Reflections on the near-term economic outlook in Indonesia
David Jay Green, Jakarta
National elections and a change in government are a wonderful time for reflection and stocktaking and Indonesia's recent set is no exception. It is a useful, as well as a fun undertaking to try and identify the most important lessons of yesterday and guess the problems we'll face tomorrow. From the standpoint of the economy, one clear picture emerges: Indonesia has shown both stability and moderate growth for the past few years and most forecasts suggest more of the same.
This picture contains both good and bad news. Stability has meant that Indonesia has weathered a number of shocks over the past several years. The country has had to endure terrorist attacks in Jakarta, its financial and political capital; and also in Bali its center for tourism.
The country faced a fall-off in trade and travel due to international strife and also regional problems such as SARS and Avian Flu. The elections themselves, until fairly recently were a source of concern -- not all elections in such a large, developing country as Indonesia have gone as smoothly or as peacefully.
The robust performance with respect to these and other shocks has allowed Indonesia to put the 1997 Economic Crisis and the political upheaval of the end of the Soeharto regime firmly behind itself. Since 2001 the annual growth rate in GDP has risen from less than 4 percent to between 4.5-5 percent. This has allowed per capita income to rise and the incidence of poverty to fall. Millions of people have been made better off -- at least a little. This growth has come on the back of strong household and public sector spending.
It has not come alongside strong investment spending -- year after year, firms have failed to spend to open new plants or even to maintain old facilities. Currently, the investment-to-GDP ratio is nearly two full percentage points below its level in 2001.
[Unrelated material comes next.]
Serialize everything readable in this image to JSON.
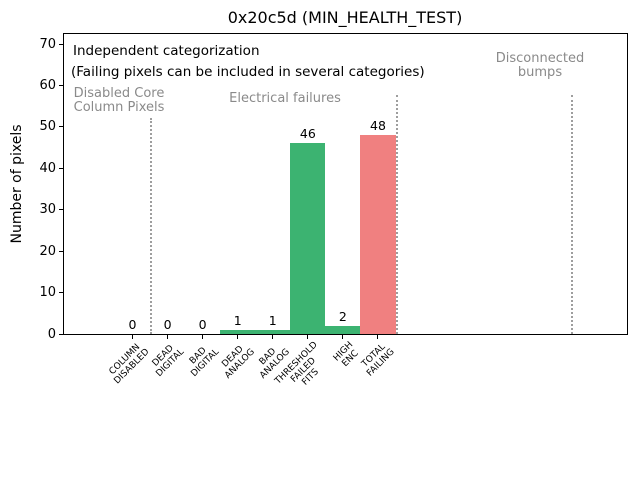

Indeed, perversely this is one of the reasons the economy has been relatively stable: There have been so few investors that there has been no one to scare when shocks hit. While stability has been welcome, it has meant on average lower growth. More worrisome, potential growth is lower: Failure to invest in new plants, to buy new equipment, and to maintain existing facilities means that the economy will be limited in its ability to grow in the future. A lack of investment today, stunts growth possibilities tomorrow.
The reason for a lack of foreign investment is well known. Foreign investors, in particular, have been reluctant to risk new funds in view of the well-publicized problems in governance, in protecting their rights amid a corrupt and poorly functioning legal and judicial system. Any firm contemplating new investments is going to think of the experiences of Manulife and Prudential. Indonesian firms similarly have severely limited their new commitments over the past few years. They too worry about ensuring the safety of their investments.
The picture of a relatively stable economy with low investment has been quite clear for several years. During the election it has made for focused discussion on the need to encourage investment by improving governance. Arguably, it was the image of Susilo Bambang Yudhoyono as the candidate more likely to attack corruption that helped give him the victory.
Ironically, it may also be the election that makes it harder to see the economy in this fashion. It would not be unusual for an election such as this, bringing in a reform-minded candidate, after a long period of little investment that sparks a mini-boom in business spending. It would not take too much for many firms to increase their capital spending -- many businesses are likely to need to spend something just to keep their production facilities going.
The Asian Development Bank's 2004 Asian Development Outlook projected only a very modest increase in investment expenditures, supporting an overall 4.8 percent rise in GDP. If that investment spending increased to 10 percent, it would boost GDP growth by more than one full percentage point. A 10 percent increase in investment spending sounds large by recent standards, but it would still put business spending 20 percent below the levels seen in 1996 and 1997, before the Economic Crisis.
I am not saying we will definitely have this pickup in business spending; many things can combine to frustrate this. (Although if it does occur, remember where you heard about it first.) We can all dream up external or internal shocks that combine to lower growth. Missteps in monetary or fiscal policy, if they occur, could also be costly.
But if the "boomlet" does come, let us be clear that it does not reflect a resolution to the many problems Indonesia has been struggling with for the last few years. An economic boomlet that stands on a cyclical upswing in investment, encouraged by a calm election and prospects for reform, will be short-lived unless these reforms actually come about. When firms have accomplished their priority spending targets, when this higher spending works its way through higher household income and expenditures, growth will again slacken.
Only when palpable changes in the investment climate emerge will there be sustainable higher levels of spending and sustainable higher growth. A boomlet will give the Government some breathing room, but the longer-term reforms will still be needed to turn a boomlet into a period of prosperity.
David Jay Green is Country Director at the Indonesia Resident Mission in Jakarta of the Manila-based Asian Development Bank. The opinions expressed are those of the author and do not necessarily represent those of the ADB.